U.S. Bank’s Freedman agrees. “If the CFO can validate the retail investors’ enthusiasm through improved operations, increasing sales and cost efficiencies, what started as a cultish response to a flagging brand can result in favorable outcomes,” he says. “That’s a pretty powerful narrative for a CFO to bring to the board — the capital markets had faith in us, and we delivered.”

But Wes Bricker, vice chair, U.S. Trust Solutions co-leader at PwC, notes a potential downside to a rising stock price for CFOs planning a share buyback.“If there’s a short squeeze on the stock that changes dramatically because retail investors have piled in to buy it, the CFO is stuck buying back the stock at highly-inflated prices,” he says.

That scenario affects the number of shares the CFO can buy, as their price is higher. Says Bricker, “If the CFO is forecasting earnings per share based on the effect of the share buyback, [he or she] now needs to revisit and potentially revise the [earnings per share] estimate.”

A Bubble?

The considerable risk in meme stocks is their substandard (and worse) fundamentals. Of course, the share prices of many companies with poor cash flow and earnings fare better than common sense might dictate. Indeed, the trading signals and analyses of a stock’s price trajectory are equally instructive of a potential upward trend. Nevertheless, Roger Aliaga Diaz, head of portfolio construction and chief economist, Americas, at Vanguard, differentiates meme stocks as an anomaly for two factors — “social media frenzy at a time of U.S. economic growth,” he says.

What looks too good to be true could be just that.

“When a stock price fed entirely by information shared in an online forum keeps increasing and increasing, there’s a significant probability that it will become a zero-sum game,” Diaz says. “When prices detach from reality, one investor’s gain is effectively the equivalent of another investor’s loss. It’s hard to say who the winners and losers will be.”

Retail investors who fail to rake in their winnings, thinking a particular meme stock has more juice in it, can end up being losers. This was the situation for investors in several meme stocks like GameStop and AMC, whose share prices skyrocketed before plummeting in late June, only to rise from the ashes again in mid-July.

“Meme stock price movements are similar to housing bubbles, where people think it’s a `no brainer’ to buy a house and flip it for a profit, until the housing market turns, the bubble bursts, and they’re underwater,” Diaz says. “By contrast with a more diversified approach to long-term value creation, meme stocks are not an enduring way to save for retirement and children’s college expenses.”

For the issuer, the result is incredible volatility, as short-term shareholders join the stampede and then sell their shares when the hoopla dies down. The wild price swings can also cause long-term shareholders to sell, thinking the stock is now outside the bounds of their risk appetite.

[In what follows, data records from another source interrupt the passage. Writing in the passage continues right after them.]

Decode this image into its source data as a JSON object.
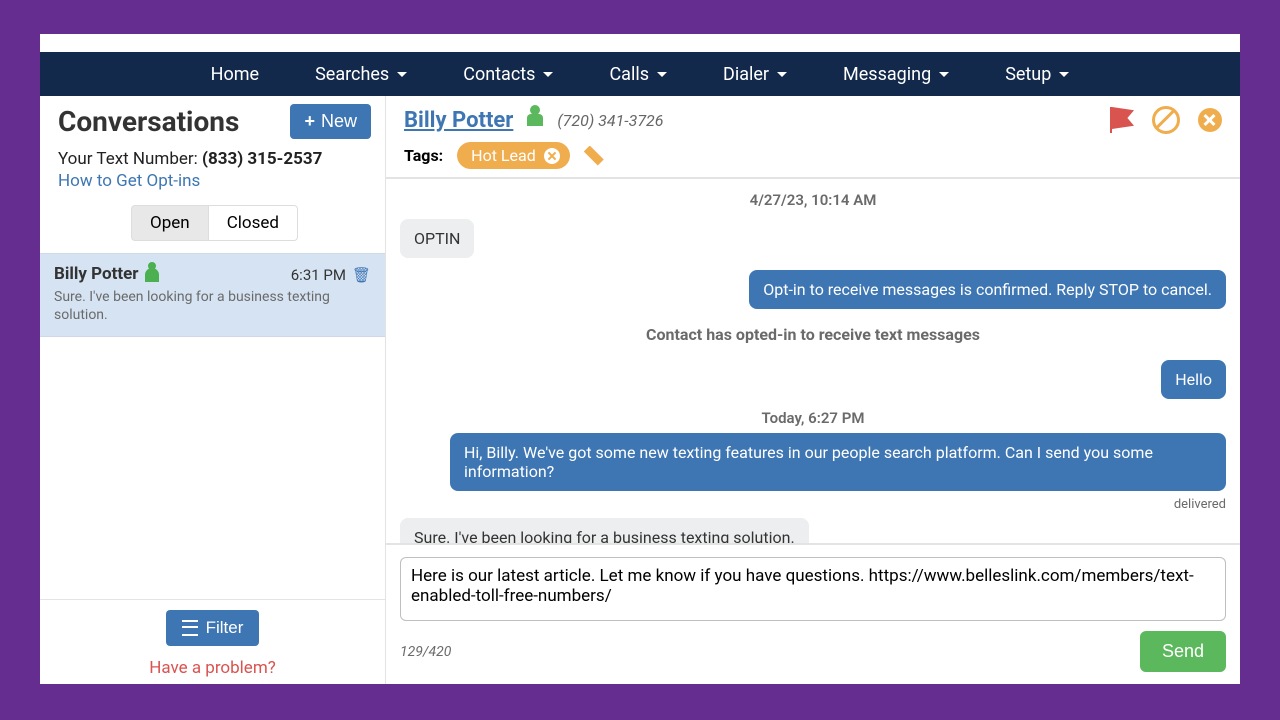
{
  "nav": {
    "items": [
      "Home",
      "Searches",
      "Contacts",
      "Calls",
      "Dialer",
      "Messaging",
      "Setup"
    ]
  },
  "sidebar": {
    "title": "Conversations",
    "new_btn": "New",
    "text_number_label": "Your Text Number: ",
    "text_number": "(833) 315-2537",
    "optins_link": "How to Get Opt-ins",
    "tab_open": "Open",
    "tab_closed": "Closed",
    "item": {
      "name": "Billy Potter",
      "time": "6:31 PM",
      "preview": "Sure. I've been looking for a business texting solution."
    },
    "filter_btn": "Filter",
    "problem_link": "Have a problem?"
  },
  "chat": {
    "contact_name": "Billy Potter",
    "phone": "(720) 341-3726",
    "tags_label": "Tags:",
    "tag1": "Hot Lead",
    "ts1": "4/27/23, 10:14 AM",
    "msg_optin": "OPTIN",
    "msg_optin_confirm": "Opt-in to receive messages is confirmed. Reply STOP to cancel.",
    "sys_optin": "Contact has opted-in to receive text messages",
    "msg_hello": "Hello",
    "ts2": "Today, 6:27 PM",
    "msg_pitch": "Hi, Billy. We've got some new texting features in our people search platform. Can I send you some information?",
    "delivered": "delivered",
    "msg_reply": "Sure. I've been looking for a business texting solution.",
    "compose_text": "Here is our latest article. Let me know if you have questions. https://www.belleslink.com/members/text-enabled-toll-free-numbers/",
    "char_count": "129/420",
    "send_btn": "Send"
  }
}
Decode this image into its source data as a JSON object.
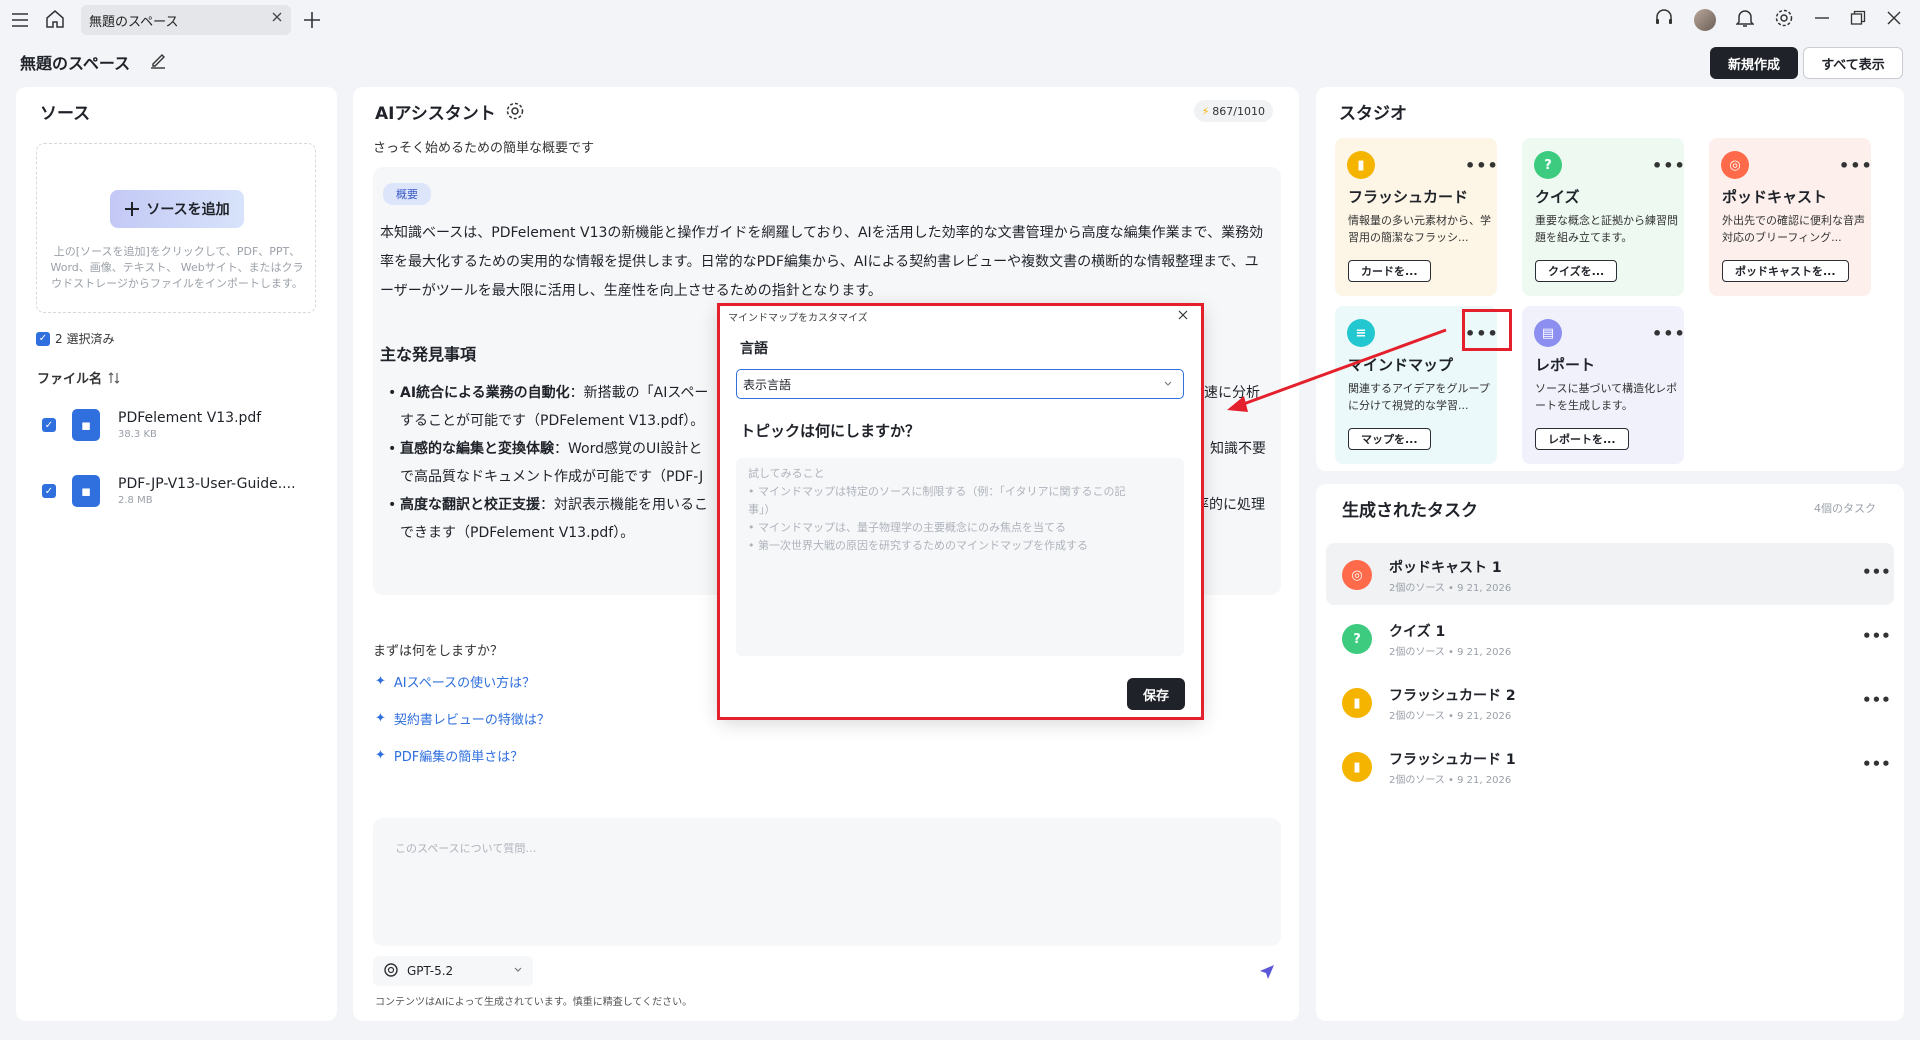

What’s important for CFOs to realize is that retail investors are a powerful force, and they must have access to good information about a company. It’s unlikely that every millennial retail investor chatting up a meme stock like GameStop with other “degenerates” has any idea about its executive compensation methods, debt levels, or shrinking margins. Given this possibility, meme stock CFOs must ensure that information outside of mandated regulatory disclosures that are disseminated to ordinary investors is “complete, accurate, and reliable,” says PwC’s Bricker. “Often, the 140-character posts on social media lack enough context about the risks and prospects of a meme stock.”

Investors that feel hoodwinked by stocks may lose trust in the entire equity investing ecosystem.

“The integrity of the U.S. stock markets, which have earned the confidence of countless millions of investors domestically and abroad, depends on basic protections like full, fair, and honest disclosures,” Bricker says. “If investors lose confidence, companies won’t have access to the lower cost of capital they’ve enjoyed for years. Our markets are truly a national treasure, one we must safeguard and protect.”

Russ Banham is a Pulitzer-nominated financial journalist and best-selling author.